In findings released today, Polaschek concluded that the decision to grant Wilson parole was "a reasonable one".
Offenders whose convictions include a single, relationship-related homicide, but who have little criminal history otherwise, pose some challenges for decision-makers, she noted.
"It is well understood in the international research literature that those who murder a current or former intimate partner with few or no previous convictions for other types of offending are very unlikely to be reconvicted in a similar way, or at all," said Polaschek, a former Fulbright scholar.
New Zealand data going back to 1972 found that the likelihood of a person convicted of a homicide being convicted of a second homicide following parole was in the region of 0.4 per cent. There could be no cases found where both victims were women.

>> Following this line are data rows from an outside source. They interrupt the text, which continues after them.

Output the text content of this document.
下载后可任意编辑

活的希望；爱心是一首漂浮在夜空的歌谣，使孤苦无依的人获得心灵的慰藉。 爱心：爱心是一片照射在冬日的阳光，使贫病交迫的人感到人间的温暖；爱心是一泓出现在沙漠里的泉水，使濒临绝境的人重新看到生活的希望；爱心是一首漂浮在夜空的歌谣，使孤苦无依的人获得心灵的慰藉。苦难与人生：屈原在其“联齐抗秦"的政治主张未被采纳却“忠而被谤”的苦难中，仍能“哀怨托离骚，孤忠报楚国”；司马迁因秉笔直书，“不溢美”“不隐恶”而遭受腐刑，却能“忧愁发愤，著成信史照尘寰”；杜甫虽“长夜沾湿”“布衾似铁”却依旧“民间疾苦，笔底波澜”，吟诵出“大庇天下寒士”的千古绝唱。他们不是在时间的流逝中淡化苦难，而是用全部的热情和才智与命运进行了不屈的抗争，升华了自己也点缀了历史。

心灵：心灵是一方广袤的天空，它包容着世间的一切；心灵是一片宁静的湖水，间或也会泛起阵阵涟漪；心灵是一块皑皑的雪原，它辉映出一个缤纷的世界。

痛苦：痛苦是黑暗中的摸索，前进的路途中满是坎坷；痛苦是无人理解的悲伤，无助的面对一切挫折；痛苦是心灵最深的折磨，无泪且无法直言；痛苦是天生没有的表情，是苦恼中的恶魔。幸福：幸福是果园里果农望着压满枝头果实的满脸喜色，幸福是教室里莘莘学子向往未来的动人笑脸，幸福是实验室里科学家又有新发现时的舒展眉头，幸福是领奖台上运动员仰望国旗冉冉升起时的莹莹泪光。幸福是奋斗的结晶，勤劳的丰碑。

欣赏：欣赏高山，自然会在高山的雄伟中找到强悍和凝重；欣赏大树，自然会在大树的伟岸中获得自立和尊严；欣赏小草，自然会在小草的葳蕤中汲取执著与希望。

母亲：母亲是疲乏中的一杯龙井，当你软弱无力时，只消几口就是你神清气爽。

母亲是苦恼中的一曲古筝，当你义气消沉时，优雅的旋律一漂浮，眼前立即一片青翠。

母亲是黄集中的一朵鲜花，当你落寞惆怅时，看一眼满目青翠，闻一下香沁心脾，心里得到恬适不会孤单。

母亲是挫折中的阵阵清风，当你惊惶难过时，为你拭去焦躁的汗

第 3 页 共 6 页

At Wilson's first appearance before it, the Parole Board was attentive in evaluating him, his progress to that point, and what steps might be necessary if his case was to meet that threshold for parole, Polaschek said.
Polaschek also concluded, "there are no clear lessons for the board to learn from this tragedy".
"Even today, an expert would not forecast further violent offending either toward women or men, based on the information known to the board," she said.
"The only other area that today might receive more explicit attention would be the degree to which his family or whānau were engaged in supporting and monitoring him after release."
Parole Board chairman Sir Ron Young has met with both the Tuxford and Schroder families and pledged to "do all we can to avoid another tragedy like this in future".
Currently, the board's ability to monitor the progress of a life parolee ends one year after release.
Today, Young said that a longer window could act as "a useful ongoing oversight" of an offender.
"The board would be open to an extension of its ability to monitor, if Parliament sees fit.
"There would need to be some flexibility on this, to enable for tailoring to individual cases. Each case is different, and there is no specific number of years for which a person on life parole could or should have their progress in the community monitored by the board.
"In every decision it makes, the board's paramount consideration is public safety, and I am committed to doing everything I can to uphold that."